Talk To Me sembra quasi un collage di alcune buone idee, che però i fratelli Philippou non sono riusciti a incollare perfettamente e al posto giusto, dando loro la forza narrativa e registica necessaria. Questo porta spesso a incoerenze non solo nella trama, ma anche nel modo di delineare le reazioni umane e la credibilità di alcune situazioni, come quasi tutte quelle ambientate all’ospedale. Sicuramente come film d’intrattenimento funziona ed è tra i migliori horror usciti quest’anno – non che ci volesse molto tra Russell Crowe esorcista del papa e The Nun, tralasciando che il film in realtà è del 2022 – ma dato l’hype che aveva generato penso di potermi definire deluso da un progetto che, su carta, era sicuramente più interessante rispetto al prodotto finale.

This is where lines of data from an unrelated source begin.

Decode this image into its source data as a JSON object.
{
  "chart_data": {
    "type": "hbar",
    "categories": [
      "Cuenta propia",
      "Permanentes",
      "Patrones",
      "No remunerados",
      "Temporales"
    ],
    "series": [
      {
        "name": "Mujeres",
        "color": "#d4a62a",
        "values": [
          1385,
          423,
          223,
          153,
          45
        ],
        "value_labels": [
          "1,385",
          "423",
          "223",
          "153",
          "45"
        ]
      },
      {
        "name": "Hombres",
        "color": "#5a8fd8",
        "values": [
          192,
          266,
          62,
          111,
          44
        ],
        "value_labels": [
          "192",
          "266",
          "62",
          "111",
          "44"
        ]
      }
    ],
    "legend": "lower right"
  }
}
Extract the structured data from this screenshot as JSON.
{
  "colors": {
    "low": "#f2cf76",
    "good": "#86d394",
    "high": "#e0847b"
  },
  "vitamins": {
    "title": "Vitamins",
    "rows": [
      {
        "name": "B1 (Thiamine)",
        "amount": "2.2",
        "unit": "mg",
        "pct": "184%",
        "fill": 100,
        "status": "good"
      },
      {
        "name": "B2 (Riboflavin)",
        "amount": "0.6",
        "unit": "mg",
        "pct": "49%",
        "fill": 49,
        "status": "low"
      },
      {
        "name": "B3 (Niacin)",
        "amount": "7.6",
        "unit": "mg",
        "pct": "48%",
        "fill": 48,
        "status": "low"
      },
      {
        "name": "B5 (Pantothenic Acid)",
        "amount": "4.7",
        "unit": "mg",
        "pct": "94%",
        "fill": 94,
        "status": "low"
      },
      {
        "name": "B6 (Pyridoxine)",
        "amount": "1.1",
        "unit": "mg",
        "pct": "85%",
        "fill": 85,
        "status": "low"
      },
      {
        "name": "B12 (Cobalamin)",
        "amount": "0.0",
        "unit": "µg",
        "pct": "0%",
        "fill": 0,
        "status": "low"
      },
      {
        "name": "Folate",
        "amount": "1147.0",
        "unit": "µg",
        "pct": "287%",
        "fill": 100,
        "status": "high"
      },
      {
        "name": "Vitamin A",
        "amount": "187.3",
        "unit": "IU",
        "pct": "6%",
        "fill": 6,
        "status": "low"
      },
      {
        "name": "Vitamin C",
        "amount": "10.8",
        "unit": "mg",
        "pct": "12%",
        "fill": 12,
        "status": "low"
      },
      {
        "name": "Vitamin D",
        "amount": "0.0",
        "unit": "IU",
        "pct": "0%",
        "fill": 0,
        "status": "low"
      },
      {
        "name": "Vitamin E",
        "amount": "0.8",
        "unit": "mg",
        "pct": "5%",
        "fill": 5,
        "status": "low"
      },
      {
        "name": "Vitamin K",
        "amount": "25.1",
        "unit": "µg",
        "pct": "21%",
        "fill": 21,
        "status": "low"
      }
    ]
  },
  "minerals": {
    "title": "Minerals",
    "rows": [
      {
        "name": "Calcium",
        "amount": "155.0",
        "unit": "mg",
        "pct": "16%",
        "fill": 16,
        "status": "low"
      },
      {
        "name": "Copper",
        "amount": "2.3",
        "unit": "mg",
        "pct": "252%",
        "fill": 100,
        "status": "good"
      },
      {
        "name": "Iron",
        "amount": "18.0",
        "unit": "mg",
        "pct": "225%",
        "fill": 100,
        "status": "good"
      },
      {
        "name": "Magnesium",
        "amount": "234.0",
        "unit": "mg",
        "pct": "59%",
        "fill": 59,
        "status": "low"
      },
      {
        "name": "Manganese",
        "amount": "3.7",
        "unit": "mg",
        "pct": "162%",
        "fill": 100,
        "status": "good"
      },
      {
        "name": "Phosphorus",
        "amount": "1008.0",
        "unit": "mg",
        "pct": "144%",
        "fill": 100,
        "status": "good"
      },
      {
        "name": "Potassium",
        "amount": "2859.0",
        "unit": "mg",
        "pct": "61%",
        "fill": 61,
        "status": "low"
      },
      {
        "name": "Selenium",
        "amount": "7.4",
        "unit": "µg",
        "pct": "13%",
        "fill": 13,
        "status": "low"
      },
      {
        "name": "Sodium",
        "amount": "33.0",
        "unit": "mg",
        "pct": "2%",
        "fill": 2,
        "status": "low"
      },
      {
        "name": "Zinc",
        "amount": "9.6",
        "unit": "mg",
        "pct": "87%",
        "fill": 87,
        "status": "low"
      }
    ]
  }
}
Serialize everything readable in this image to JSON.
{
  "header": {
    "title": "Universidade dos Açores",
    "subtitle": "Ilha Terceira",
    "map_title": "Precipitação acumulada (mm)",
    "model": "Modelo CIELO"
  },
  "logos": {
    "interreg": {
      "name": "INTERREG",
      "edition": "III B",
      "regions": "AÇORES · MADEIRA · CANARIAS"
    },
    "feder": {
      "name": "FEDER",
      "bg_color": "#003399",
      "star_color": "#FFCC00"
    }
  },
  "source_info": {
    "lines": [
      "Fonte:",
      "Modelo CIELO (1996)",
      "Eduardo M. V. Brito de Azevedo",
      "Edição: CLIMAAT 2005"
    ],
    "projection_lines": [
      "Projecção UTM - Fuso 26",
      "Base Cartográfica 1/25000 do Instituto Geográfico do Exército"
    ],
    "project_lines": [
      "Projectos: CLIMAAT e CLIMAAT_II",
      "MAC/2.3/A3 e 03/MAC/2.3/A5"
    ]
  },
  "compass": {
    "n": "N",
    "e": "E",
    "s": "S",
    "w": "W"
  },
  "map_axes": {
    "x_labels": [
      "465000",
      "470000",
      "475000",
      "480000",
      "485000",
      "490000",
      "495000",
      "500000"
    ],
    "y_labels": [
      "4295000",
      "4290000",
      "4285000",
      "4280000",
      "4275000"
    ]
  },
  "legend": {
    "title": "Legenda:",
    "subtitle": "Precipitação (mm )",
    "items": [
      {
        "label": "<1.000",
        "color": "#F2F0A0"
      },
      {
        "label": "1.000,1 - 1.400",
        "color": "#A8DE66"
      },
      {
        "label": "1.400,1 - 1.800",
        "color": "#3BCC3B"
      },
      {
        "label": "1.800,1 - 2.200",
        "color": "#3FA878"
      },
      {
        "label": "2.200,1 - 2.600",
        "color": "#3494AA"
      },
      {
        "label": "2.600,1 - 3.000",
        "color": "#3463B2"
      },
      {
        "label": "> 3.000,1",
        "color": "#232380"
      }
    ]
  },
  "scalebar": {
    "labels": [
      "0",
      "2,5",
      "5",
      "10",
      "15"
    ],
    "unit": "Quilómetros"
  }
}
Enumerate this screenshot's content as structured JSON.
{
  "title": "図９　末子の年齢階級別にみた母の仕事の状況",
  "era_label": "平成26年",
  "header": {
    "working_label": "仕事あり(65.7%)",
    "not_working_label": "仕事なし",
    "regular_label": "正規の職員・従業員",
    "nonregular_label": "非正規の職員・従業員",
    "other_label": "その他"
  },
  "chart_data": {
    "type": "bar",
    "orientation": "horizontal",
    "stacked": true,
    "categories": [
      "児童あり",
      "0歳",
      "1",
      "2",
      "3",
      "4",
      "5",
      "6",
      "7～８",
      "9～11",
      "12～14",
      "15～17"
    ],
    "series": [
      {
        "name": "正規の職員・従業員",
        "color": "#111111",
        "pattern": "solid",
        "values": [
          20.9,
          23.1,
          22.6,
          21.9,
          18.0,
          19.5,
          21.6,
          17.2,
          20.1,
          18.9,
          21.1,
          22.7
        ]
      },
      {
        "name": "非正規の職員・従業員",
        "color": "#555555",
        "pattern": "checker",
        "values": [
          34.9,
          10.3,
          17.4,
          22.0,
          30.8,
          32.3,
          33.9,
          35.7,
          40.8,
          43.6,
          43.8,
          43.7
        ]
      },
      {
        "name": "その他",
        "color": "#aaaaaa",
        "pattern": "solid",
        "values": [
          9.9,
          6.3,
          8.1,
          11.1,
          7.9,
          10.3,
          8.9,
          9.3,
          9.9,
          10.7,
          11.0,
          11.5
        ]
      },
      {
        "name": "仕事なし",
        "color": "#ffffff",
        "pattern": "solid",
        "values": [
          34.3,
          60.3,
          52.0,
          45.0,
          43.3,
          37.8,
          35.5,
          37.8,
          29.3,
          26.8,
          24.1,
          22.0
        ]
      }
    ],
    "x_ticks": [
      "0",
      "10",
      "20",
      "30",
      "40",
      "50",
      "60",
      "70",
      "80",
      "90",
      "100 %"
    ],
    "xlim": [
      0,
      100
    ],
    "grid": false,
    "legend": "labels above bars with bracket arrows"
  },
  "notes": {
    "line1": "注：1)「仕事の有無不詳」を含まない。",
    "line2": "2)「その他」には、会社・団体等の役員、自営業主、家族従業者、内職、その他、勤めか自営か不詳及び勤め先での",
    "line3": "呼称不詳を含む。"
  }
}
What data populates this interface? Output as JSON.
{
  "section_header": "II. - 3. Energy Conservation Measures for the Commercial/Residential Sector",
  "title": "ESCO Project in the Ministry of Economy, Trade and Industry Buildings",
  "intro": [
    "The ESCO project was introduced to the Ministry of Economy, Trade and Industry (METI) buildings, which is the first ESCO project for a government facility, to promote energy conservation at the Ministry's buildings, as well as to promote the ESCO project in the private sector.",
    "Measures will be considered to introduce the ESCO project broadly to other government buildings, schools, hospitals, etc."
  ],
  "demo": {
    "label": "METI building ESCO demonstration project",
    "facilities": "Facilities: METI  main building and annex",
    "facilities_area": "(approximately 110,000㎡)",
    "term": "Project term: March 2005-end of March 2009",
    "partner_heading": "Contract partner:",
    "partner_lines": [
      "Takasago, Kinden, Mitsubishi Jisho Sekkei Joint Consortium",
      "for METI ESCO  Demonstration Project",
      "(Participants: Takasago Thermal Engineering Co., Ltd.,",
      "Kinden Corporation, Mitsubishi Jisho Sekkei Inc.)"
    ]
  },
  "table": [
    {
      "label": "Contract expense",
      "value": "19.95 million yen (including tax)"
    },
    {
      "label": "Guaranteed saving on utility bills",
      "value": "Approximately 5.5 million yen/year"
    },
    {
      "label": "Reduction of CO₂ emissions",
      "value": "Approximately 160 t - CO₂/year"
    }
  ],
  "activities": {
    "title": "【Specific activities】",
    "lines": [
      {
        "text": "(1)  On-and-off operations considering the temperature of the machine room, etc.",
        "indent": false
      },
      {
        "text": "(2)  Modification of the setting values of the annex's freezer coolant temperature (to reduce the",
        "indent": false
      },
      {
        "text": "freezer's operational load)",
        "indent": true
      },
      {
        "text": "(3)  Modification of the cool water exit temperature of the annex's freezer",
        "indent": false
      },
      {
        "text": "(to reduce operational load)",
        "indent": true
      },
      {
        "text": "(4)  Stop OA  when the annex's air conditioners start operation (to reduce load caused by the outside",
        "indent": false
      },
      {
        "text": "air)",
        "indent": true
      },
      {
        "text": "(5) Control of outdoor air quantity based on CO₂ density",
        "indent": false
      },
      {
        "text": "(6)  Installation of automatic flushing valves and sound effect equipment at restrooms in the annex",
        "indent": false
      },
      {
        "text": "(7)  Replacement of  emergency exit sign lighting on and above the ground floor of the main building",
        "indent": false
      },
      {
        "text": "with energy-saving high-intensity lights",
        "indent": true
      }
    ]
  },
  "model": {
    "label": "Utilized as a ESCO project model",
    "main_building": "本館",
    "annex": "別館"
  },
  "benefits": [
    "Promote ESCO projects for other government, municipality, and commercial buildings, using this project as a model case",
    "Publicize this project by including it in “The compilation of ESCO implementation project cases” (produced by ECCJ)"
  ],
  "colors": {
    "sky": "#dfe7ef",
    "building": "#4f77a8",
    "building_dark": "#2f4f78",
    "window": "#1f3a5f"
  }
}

Auguro comunque ai fratelli Philippou una carriera prolifica, perché nonostante tutto stiamo parlando di un’opera prima di due registi poco più che trentenni, che davanti a loro hanno ancora una lunga strada da percorrere, e aspetto con interesse un loro prossimo progetto originale dopo i già annunciati sequel e prequel di Talk To Me.